5.4 Clustering of superheroes

Then, we performed a clustering analysis on superheroes using the k-means algorithm. Initially, the attributes, intelligence, strength, speed, durability, power, combat, height_cm, and weight_kg were extracted into a subset called numeric_vars. Missing values were removed from this subset to ensure only complete cases (428 cases) were used in the clustering analysis, which is crucial for obtaining reliable clustering results. The cleaned data (numeric_vars_clean) was then standardized using the scale() function, ensuring that all variables are on the same scale and do not unduly influence the clustering due to differences in magnitude.

The analysis involved applying the k-means algorithm with different numbers of clusters (k = 2, k = 3, and k = 4) to the scaled data, represented by numeric_vars_scaled. The k-means algorithm attempts to partition the data into k distinct clusters based on minimizing within-cluster variances.
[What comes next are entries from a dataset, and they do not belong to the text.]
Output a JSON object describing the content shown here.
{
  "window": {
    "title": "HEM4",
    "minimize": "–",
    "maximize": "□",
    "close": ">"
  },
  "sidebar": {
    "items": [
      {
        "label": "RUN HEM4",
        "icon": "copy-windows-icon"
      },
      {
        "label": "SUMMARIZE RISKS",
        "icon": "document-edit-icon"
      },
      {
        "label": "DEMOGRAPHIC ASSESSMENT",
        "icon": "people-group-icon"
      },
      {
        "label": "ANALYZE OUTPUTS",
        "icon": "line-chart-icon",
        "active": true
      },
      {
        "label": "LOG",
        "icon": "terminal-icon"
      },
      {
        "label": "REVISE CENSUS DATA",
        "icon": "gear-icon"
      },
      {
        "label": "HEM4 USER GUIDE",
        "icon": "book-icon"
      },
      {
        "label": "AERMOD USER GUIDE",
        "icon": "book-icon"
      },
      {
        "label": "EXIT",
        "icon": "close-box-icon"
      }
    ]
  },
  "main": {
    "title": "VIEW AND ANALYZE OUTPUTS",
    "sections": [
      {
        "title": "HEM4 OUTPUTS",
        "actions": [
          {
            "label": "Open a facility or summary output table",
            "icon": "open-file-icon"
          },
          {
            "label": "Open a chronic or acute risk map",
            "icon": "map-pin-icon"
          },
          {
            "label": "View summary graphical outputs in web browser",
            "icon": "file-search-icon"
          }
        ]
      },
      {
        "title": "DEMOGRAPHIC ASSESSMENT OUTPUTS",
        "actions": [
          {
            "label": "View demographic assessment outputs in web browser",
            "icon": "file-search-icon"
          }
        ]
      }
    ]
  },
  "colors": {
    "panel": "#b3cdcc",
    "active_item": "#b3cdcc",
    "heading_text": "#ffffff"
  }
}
The use of nstart = 25 indicates that the algorithm will be run 25 times with different initial centroid configurations, and the best result (in terms of minimizing within-cluster sum of squares) will be chosen. This approach helps avoid local minima and provides a more robust clustering outcome. To help users better understand the k-means, a flowchart about how this algorithm works was attached here:

For each value of k (2, 3, and 4), the resulting clusters are visualized using the fviz_cluster() function, which plots the superheroes based on their clustering assignment. The geom = "point" argument indicates that individual data points are plotted, and the ellipse.type = "convex" argument represents each cluster with a convex hull to visually distinguish different groups.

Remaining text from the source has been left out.